3. Una importante presenza di contratti a tempo determinato e precarietà, in particolare al Sud dove il peso della componente del lavoro a termine rimane a livelli patologici: oltre il 75% dei contratti part-time sono «involontari»; il 22,9% di occupati a termine sul totale dipendenti (14,7% nel Centro-Nord); quasi 1 lavoratore a termine su 4 al Sud è occupato a termine da più di 5 anni, il doppio rispetto al Centro-Nord. E non solo. Secondo SVIMEZ, i lavoratori sotto i 9 € lordi (comprensivi di 13ma e 14ma a seconda dei contratti) sono il 17,2% del totale dei lavoratori dipendenti, regolati da 63 contratti, di cui 1 milione nel Mezzogiorno (pari al 25,1% degli occupati dipendenti dell’area) e 2 milioni nelle regioni del Centro-Nord (15,9% degli occupati dipendenti).
4. La “fuga dei cervelli” da Sud a Nord, in particolare di profili STEM, con un Flusso migratorio Sud-Nord annuo invariato (circa 100.000) ma caratterizzato da un forte mutamento nella composizione qualitativa: tra il 2001-2021 i migranti laureati sono triplicati (9,4% nel 2001 vs il 34,2% nel 2021). Nel 2022, la percentuale di migranti laureati è la più alta nella storia del Mezzogiorno e nel periodo 2001-2021 il saldo migratorio netto di questa parte del Paese a favore del Centro-Nord è di circa 300.000 laureati.
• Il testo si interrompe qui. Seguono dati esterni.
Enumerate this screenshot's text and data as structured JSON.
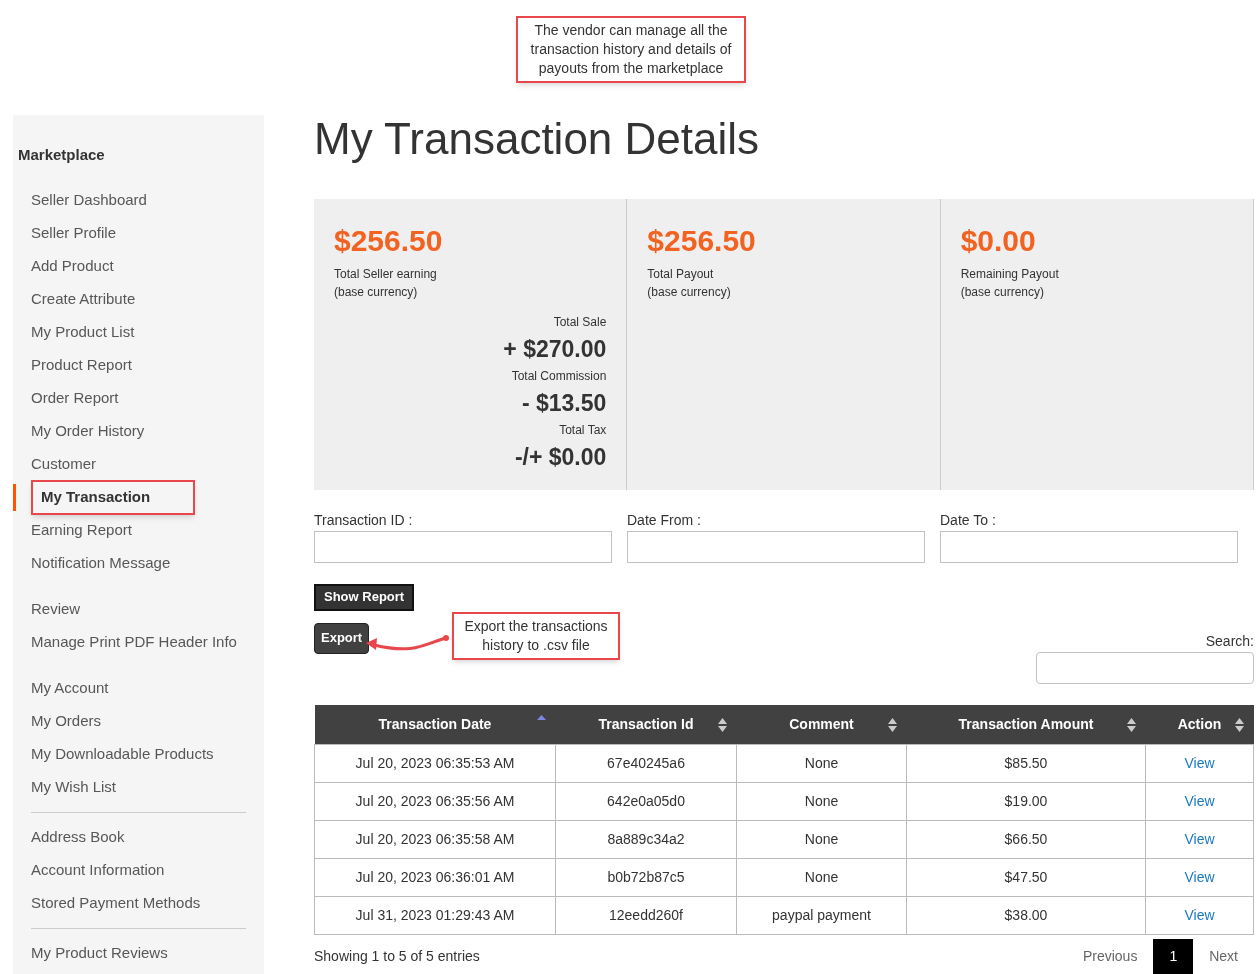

Tra questi, circa 130.000 sono quelli con elevate competenze in discipline STEM, circa 1/3 dell’investimento meridionale in formazione delle competenze scientifiche e tecnologiche.
5. Infine, difficoltà delle imprese a trovare manodopera (aspetto quantitativo) e profili professionali tecnici (aspetto qualitativo). Secondo i dati del Progetto Excelsior di Unioncamere-Anpal sono 504mila assunzioni previste dalle imprese nel 2023: +46mila rispetto a un anno fa, ma 230mila le assunzioni di difficile reperimento. Sale al 45,6% la difficoltà di reperimento (+7 punti percentuali rispetto a un anno fa), che raggiunge il 66% per le figure dirigenziali e sfiora il 62% per gli operai specializzati.